Si el caso Bankia hubiera ocurrido en América y los
protagonistas de la truculenta historia que allí se fraguaba hubieran sido
políticos y sindicalistas estadounidenses, Hollywood habría encontrado una mina
inagotable de la que sacar durante mucho tiempo suculentos guiones, sobre los
que hacer un sinfín de interesantes películas que todos iríamos después a ver
al cine, pensando en muchos casos, que las historias eran de ficción.

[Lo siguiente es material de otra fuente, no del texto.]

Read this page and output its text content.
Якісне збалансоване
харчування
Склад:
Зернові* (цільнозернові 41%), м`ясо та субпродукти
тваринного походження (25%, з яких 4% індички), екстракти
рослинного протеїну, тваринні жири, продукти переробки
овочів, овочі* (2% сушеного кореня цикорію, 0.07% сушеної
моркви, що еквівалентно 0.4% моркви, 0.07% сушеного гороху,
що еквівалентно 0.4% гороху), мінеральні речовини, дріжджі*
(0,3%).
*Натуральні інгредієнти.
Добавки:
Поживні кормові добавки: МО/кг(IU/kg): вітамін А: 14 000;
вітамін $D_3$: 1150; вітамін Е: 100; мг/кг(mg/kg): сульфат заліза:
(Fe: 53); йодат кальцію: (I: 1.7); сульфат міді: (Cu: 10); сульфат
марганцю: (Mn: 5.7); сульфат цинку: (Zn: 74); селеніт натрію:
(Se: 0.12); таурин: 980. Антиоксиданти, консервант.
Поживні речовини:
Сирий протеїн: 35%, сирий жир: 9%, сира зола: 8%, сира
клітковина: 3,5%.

El hundimiento de la entidad y su posterior rescate por parte
del gobierno español, a través de un
préstamo que seguramente continuarán pagando nuestros nietos, ya daría en sí,
para argumentar una novela suculenta, pero lo que hemos ido conociendo después,
mientras los ciudadanos soportábamos una tremenda Reforma Laboral y una
política de recortes de derechos sociales que nos ha dejado al borde de la
ruina, supera con mucho cualquier fábula
que una mente prodigiosa hubiera podido imaginar y deja aún márgenes suficientemente
grandes, como para estructurar tres o cuatro libros más y sin que todavía
sepamos a ciencia cierta si nos queda por conocer algo más, de esta
rocambolesca historia.
El último episodio, el de las tarjetas negras que los
directivos de Bankia utilizaban a placer, al mismo tiempo que los españoles
luchábamos denodadamente para
sobrevivir, en esta España oscura que han creado para nosotros los políticos,
ha sido la gota que ha colmado el vaso, dejando meridianamente claro que la
corrupción era un hecho considerado como natural, en los órganos directivos del
banco rescatado.
Y no es ya que la desvergüenza de estos ladrones de guante
blanco, que un poco antes habían ideado la estafa de las preferentes, haya
sobrepasado todos los límites de lo que conocemos como ético, sino que además,
ni siquiera parecen tener conciencia de haber estado cometiendo un delito
contra la hacienda pública y contra toda una sociedad, a la que han ofendido,
de la peor manera que se puede ofender y que no es otra, que jactándose de su
superioridad, frente a la desgracia de los más débiles.
Todos recordamos
también, que muchos de estos usuarios de las tarjetas negras, han aparecido
reiteradamente en los medios de comunicación, recomendando rebajas de sueldo
para los trabajadores, subidas de impuestos y privatizaciones abiertas de los
sistemas sanitario y educativo, aconsejando al gobierno de Rajoy, mayor dureza
en la aplicación de estas medidas, si quería sacarnos de la crisis. Recordamos
su imagen impertérrita mientras vertían estas afirmaciones, sin sonrojos y
presumiendo una honestidad, de la que no queda más remedio que dudar, ahora que
conocemos la privilegiada situación personal, de la que disfrutaban en la
sombra.
Debían pensar, con cierta soberbia, que nunca se conocerían
los entresijos de sus historias personales, que nada tenían por cierto que ver
con las que soportaban difícilmente, una gran mayoría de los españoles y por
eso quizá, incidían una y otra vez en manifestar sus nefastas opiniones, apareciendo
impolutos ante las cámaras de cualquier cadena de televisión que les ofreciera
la oportunidad de presumir de su talento.
Ahora tratan de hacernos creer que no conocían la ilegalidad
del uso de tarjetas y se escudan en ese tipo de inocencia que se ha hecho,
desgraciadamente, tan popular en los tribunales de justicia españoles, siempre
que se juzga un caso de corrupción, y que por sistema, nadie cree, por lo que
tiene de inverosímil el argumento.
Todos, creo, sabían lo que traían entre manos y gastaban sin
consideración, de la manera que se gasta cuando el dinero no ha costado trabajo
ganarlo.
Del mismo modo, todos sabían también, lo que los españoles
estábamos y estamos padeciendo, en parte, por la malísima gestión que ellos
mismos habían llevado a cabo, en la entidad a la que pertecían.
Y aunque seguramente, como otras muchas veces, este caso
quedará, si nada lo remedia, en agua de borrajas, estos individuos merecerían,
si existiera justicia, una especial dureza en el trato, por la naturaleza misma
de su delito y por el daño moral causado a toda una sociedad, que nunca les
perdonará la manera que han tenido de ignorar sus carencias.
Habrá que pedir que los fiscales, por una vez, ejerzan en
toda su extensión, la función para la que fueron elegidos y no se dediquen,
como es habitual últimamente, a defender a estos acusados “ilustres”, que no
son en realidad, más que miembros de la peor escoria, aunque vistan ropa de
marca y usen la mejor gomina del mercado, ya que ellos sí, podían permitírselo.